Ook de Nationale Commissie voor de Rechten van het Kind, waarvan we deel uitmaken en waarvoor we financiering voorzien, wordt betrokken bij de voorbereiding door de werkgroepen onder leiding van de POD Maatschappelijke Integratie.
De heer Vaneeckhout heeft het woord.
Dank u wel, minister, voor het antwoord. Dat betekent inderdaad dat we nog voor twee belangrijke maanden staan; 15 maart is nog een kleine twee maanden ver weg. Ik ben ook wel benieuwd naar wanneer dit ter beschikking zal komen van het parlement. Ik weet niet of u een timing hebt wanneer u dat hier op een meer uitgebreide manier kunt voorleggen. Of moet ik daarvoor aankloppen bij minister Beke? Dat zou een logisch antwoord zijn, aangezien u aangeeft dat het op Vlaams niveau minister Beke is die de coördinatie op zich neemt.

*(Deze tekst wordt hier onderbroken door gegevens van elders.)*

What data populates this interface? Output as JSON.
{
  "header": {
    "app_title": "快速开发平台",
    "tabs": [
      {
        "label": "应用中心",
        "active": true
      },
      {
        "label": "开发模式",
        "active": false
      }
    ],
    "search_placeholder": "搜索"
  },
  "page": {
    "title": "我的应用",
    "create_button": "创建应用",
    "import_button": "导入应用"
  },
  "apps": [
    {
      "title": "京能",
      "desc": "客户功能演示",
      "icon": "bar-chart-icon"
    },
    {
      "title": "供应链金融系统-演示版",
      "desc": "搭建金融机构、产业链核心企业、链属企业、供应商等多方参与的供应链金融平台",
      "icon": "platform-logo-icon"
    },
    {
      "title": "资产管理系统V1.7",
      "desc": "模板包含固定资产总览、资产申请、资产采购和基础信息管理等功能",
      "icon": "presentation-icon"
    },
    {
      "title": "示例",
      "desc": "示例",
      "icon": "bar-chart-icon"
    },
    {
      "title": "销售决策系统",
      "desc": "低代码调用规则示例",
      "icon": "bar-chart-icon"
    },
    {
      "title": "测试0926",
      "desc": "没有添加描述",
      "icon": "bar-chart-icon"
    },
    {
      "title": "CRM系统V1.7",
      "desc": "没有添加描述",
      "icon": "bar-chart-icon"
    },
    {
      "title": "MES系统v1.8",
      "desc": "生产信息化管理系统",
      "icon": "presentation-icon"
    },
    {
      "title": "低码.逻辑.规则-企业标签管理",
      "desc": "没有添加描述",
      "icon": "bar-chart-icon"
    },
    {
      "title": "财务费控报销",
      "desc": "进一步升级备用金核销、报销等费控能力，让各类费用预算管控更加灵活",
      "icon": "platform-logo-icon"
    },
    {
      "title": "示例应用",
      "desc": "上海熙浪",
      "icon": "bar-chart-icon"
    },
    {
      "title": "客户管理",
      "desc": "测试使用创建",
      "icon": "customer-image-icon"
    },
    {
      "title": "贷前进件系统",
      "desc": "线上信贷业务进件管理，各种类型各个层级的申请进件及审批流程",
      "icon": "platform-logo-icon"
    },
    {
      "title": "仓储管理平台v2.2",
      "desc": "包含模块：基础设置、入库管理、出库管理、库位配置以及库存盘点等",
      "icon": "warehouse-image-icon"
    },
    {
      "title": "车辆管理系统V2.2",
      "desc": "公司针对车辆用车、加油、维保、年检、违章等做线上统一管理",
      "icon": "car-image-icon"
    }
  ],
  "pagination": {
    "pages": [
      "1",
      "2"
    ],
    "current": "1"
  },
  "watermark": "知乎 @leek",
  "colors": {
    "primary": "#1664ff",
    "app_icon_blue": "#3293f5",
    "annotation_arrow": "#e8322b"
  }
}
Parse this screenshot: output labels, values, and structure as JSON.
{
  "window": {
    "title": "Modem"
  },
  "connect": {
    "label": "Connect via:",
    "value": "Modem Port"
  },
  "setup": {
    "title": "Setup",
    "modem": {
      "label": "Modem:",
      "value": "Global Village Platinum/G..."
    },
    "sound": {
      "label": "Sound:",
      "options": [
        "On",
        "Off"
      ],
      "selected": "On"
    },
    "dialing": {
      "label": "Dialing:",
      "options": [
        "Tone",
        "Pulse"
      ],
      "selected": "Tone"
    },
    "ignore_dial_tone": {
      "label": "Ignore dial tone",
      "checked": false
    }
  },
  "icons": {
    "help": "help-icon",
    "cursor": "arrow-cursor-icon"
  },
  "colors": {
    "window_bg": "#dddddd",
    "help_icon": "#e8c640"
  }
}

Ik heb twee aanvullende vragen. Deze Europese Kindgarantie zou niet alleen een motor moeten zijn om het bestaande beleid samen te brengen, want dat wordt al uitgerold. Het is natuurlijk goed dat daarvan een overzicht gemaakt wordt dat voorgelegd wordt aan Europa. Maar het zou ook een impuls moeten geven om eventueel nieuwe acties uit te rollen. Bent u op dit moment op de hoogte van, of hebt u zelf concrete ideeën over nieuwe acties of initiatieven die uitgerold kunnen worden? Als ik hoor dat het gaat over onderwijs, wonen, kinderopvang, gezonde voeding en gezondheid in de bredere zin, dan liggen er toch nog wel wat uitdagingen op tafel. Ik heb het dan nog niet over al die debatten van de afgelopen dagen en weken over al die thema’s, die aantonen dat er toch nog wel wat extra werk verzet kan worden.
De timing is krap, dus wordt het een uitdaging om het hele middenveld hierbij te betrekken. Het is goed dat u de bestaande instrumenten en uw vaste overlegplaatsen gebruikt, zoals de Vlaamse Jeugdraad en het hele kinderrechtenmiddenveld. Plant u nog specifieke initiatieven rond deze thematiek? Of hebt u er bij minister Beke op aangedrongen om dat voor zijn rekening te nemen? Hoe zal dat dan concreet ingevuld worden?
Ik focus dus op twee zaken. Hoe garandeert u een brede betrokkenheid? Welke nieuwe beleidsacties worden gepland?
Minister Dalle heeft het woord.
Mijnheer Vaneeckhout, het beleid rond kinderrechten is een pak breder dan alleen de Kindgarantie. De Kindgarantie gaat specifiek over kwetsbare situaties en wil eigenlijk voornamelijk focussen op armoede. De implementatie en de opvolging van kinderrechten is een bredere zorg die ik heb in het Vlaamse beleid. Er is in de eerste plaats het VN-Comité voor de Rechten van het Kind, op internationaal vlak gecoördineerd. De Europese Kindgarantie is belangrijk, maar het is niet uitsluitend dat.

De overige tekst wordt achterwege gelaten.